Using datasets created with different technologies

tenguzame · June 8, 2018, 4:23pm

Hi everybody,
I have some different prokaryotic 16S amplicon sequencing datasets I'd like to analyze. However, they have all been created at different times and by means of either 454 pyrosequencing or Illumina MiSeq. Are either DADA2 or Deblur suitable for the analysis of all these datasets at once or should I analyze them separatedly? If so, how can I compare them?
Best regards

Michael Tangherlini

Mehrbod_Estaki · June 8, 2018, 4:46pm

Hi @tenguzame,

Unfortunately no. Deblur's error model is designed for reads from Illumina MiSeq & HiSeq platforms and while DADA2 can handle 454 data it does require each run to be denoised separately. Your best bet is to use dada2 separately for each run and merge downstream.

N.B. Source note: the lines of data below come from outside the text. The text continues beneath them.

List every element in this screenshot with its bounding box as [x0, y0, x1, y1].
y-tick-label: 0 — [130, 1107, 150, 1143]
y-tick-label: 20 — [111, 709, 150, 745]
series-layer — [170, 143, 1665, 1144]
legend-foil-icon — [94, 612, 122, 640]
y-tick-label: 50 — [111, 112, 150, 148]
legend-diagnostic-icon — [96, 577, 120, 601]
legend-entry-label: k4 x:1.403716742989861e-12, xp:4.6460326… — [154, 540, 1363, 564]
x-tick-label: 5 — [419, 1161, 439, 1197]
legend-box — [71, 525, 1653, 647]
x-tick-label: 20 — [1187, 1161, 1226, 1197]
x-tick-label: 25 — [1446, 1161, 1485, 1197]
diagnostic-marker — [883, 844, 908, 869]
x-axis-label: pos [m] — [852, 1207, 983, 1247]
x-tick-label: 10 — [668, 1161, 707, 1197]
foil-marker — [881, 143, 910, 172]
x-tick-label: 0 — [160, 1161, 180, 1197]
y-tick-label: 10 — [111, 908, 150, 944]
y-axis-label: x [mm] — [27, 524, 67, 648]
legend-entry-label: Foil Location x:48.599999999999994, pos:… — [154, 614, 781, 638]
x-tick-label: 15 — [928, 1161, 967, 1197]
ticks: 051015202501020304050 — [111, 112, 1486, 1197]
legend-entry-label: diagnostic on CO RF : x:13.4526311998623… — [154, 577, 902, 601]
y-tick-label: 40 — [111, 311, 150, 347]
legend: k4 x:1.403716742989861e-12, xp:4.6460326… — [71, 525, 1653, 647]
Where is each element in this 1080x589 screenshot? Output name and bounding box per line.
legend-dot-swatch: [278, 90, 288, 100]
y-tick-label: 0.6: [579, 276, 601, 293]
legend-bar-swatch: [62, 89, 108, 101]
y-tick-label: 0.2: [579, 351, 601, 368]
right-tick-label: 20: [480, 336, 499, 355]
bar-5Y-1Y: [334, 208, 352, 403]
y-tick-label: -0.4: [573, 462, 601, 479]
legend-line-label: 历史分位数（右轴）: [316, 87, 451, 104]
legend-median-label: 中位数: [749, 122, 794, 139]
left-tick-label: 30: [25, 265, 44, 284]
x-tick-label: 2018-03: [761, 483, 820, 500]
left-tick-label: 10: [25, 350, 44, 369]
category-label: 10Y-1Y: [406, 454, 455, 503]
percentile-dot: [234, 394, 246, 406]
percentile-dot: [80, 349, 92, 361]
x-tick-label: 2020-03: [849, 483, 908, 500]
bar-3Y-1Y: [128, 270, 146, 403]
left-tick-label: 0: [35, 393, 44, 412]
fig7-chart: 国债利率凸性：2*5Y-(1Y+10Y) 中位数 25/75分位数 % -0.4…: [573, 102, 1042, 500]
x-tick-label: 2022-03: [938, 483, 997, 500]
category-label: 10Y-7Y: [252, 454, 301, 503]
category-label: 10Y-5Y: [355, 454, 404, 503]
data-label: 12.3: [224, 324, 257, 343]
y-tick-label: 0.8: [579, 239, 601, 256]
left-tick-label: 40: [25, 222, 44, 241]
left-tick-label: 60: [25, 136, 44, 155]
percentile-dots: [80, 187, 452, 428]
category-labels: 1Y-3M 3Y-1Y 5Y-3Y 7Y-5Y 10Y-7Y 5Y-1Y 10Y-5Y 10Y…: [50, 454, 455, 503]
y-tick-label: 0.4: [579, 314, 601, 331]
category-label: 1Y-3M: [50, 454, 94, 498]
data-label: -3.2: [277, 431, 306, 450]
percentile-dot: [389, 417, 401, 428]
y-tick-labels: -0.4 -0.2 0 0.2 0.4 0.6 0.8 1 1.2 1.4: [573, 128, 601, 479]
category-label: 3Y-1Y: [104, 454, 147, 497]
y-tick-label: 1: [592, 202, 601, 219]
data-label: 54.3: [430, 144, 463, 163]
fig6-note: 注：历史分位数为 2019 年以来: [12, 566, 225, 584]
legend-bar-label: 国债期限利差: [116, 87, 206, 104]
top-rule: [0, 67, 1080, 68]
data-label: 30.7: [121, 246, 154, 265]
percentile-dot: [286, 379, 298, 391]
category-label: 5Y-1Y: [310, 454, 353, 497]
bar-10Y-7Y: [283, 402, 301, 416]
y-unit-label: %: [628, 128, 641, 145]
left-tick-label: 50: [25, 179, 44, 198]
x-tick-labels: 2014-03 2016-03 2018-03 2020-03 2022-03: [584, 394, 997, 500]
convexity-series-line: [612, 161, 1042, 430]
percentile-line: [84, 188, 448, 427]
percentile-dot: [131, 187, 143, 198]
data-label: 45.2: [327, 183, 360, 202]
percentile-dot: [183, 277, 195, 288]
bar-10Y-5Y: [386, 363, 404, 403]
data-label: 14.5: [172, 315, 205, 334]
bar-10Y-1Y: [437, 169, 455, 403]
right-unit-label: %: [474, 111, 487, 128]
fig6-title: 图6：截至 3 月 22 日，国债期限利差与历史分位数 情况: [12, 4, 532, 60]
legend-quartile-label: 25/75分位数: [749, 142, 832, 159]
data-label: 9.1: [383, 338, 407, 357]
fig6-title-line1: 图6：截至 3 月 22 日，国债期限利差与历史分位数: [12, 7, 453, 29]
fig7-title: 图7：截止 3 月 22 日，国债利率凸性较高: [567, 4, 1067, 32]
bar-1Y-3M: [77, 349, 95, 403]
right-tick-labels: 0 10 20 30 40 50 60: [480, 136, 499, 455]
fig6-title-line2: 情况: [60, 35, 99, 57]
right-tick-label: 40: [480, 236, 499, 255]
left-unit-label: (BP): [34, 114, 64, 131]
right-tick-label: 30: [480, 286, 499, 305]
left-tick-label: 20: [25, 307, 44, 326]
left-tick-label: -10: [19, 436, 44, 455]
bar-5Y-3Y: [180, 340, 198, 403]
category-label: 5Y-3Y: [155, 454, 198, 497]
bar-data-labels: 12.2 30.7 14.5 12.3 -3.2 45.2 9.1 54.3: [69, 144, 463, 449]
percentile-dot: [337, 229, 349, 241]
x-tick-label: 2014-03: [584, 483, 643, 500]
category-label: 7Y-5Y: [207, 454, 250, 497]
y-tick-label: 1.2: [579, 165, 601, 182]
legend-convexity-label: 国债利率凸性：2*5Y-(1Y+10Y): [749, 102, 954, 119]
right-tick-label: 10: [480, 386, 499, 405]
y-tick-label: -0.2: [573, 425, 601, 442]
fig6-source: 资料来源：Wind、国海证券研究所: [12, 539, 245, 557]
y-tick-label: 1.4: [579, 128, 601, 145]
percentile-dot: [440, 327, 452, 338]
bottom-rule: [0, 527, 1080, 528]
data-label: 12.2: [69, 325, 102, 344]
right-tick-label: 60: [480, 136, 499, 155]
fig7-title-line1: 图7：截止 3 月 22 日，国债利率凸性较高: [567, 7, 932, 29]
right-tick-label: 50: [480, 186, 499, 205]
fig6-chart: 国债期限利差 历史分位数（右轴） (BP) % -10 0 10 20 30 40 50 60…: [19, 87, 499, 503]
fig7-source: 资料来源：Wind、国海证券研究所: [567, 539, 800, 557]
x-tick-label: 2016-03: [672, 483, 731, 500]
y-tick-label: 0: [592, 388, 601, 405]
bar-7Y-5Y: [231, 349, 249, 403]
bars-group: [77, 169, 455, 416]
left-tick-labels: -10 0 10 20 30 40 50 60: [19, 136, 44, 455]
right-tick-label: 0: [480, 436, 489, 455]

tenguzame · June 11, 2018, 4:36pm

Hi Merhbod,
Thanks for clarifying. How should I then merge the two feature tables? I guess that I'd get both identical and different ASVs for the two tables... how can I handle this?
Best regards

Michael Tangherlini

Mehrbod_Estaki · June 11, 2018, 7:06pm

Hi @tenguzame,

To be frank, I've never combined 454 with Illumina data, and I'm not aware of any benchmarking that I could point you to. As you suggested due to the differences in the reads, especially the different lengths, you will get multiple ASVs of the same features so certainly we need to acknowledge this. First, do the primers target the same region or are they different? There's a few strategies that might be worth trying, depending on the answer.
According to this reply from the DADA2 developer, if you can truncate your 454 reads to match the illumina reads length and position then merging them after denoising should be fine. This assumes the target region is the same. If they are from different regions then you might benefit from the fragment-insertion plugin, though I'm not sure how these being from different sources affect its performance, if at all, perhaps @Stefan can weigh in on this.
As a last resource you could simply process the 2 reads separately until you assign taxonomy to them, then merge the feature tables based on their taxonomic classification.
Sorry I couldn't provide any definite answers, curious as how this turns out though!

Stefan · June 11, 2018, 7:24pm

Hi @tenguzame,
I don't see a way how to assess quality of a merged analysis. Thus, be very careful with any interpretations. Technically, if you are able to run DADA2 separately on both sequencing methods you should be able to insert both fragment sets into one reference tree with the q2-fragment-insertion plugin, to then compute beta-diversities.
Honestly, I would be very surprised if any metadata variable clusters samples stronger than the separation by sequencing method. But it might be worth to check. If I am right, I don't see any purpose in analysing in a combined fashion.

Mehrbod_Estaki · June 11, 2018, 8:12pm

There was recently a related discussion regarding merging different runs from different primers and technologies that might also be of interest. Forgot to include it earlier.

tenguzame · June 12, 2018, 9:10pm

Hi @Mehrbod_Estaki,
Thanks for showing me the DADA2 developer's reply. My situation is pretty much the same shown in the post: I have two datasets produced using the same primers (so on the very same region) but with two different technologies (MiSeq vs. 454).
It's very interesting to see that, more or less, the suggested procedure looks very much like that suggested for using Minimum Entropy Decomposition with 454 datasets.
Thus, if I understand correctly, the steps involved should be:

pre-process MiSeq sequences and denoise them to produce a Feature Table as usual;
truncate my 454 reads at the same length employed for the MiSeq ones and produce a Feature Table;
merge the two Feature Tables and go ahead with the analysis.
Is it correct?
I'll give it a try!
Thanks again!

Michael Tangherlini

Mehrbod_Estaki · June 12, 2018, 10:07pm

With the same primer regions I'd say that's a good place to start @tenguzame! I'm very interested on the result of this set up so do keep us posted.
My concerns echo @Stefan's so practice some caution in your interpretation but would be cool if it all works out. Also don't forget to use dada2's 454 plugin when you are denoising your 454 data, keeping in mind that they are only single end reads.
Good luck!

system · July 14, 2018, 4:08am

This topic was automatically closed 31 days after the last reply. New replies are no longer allowed.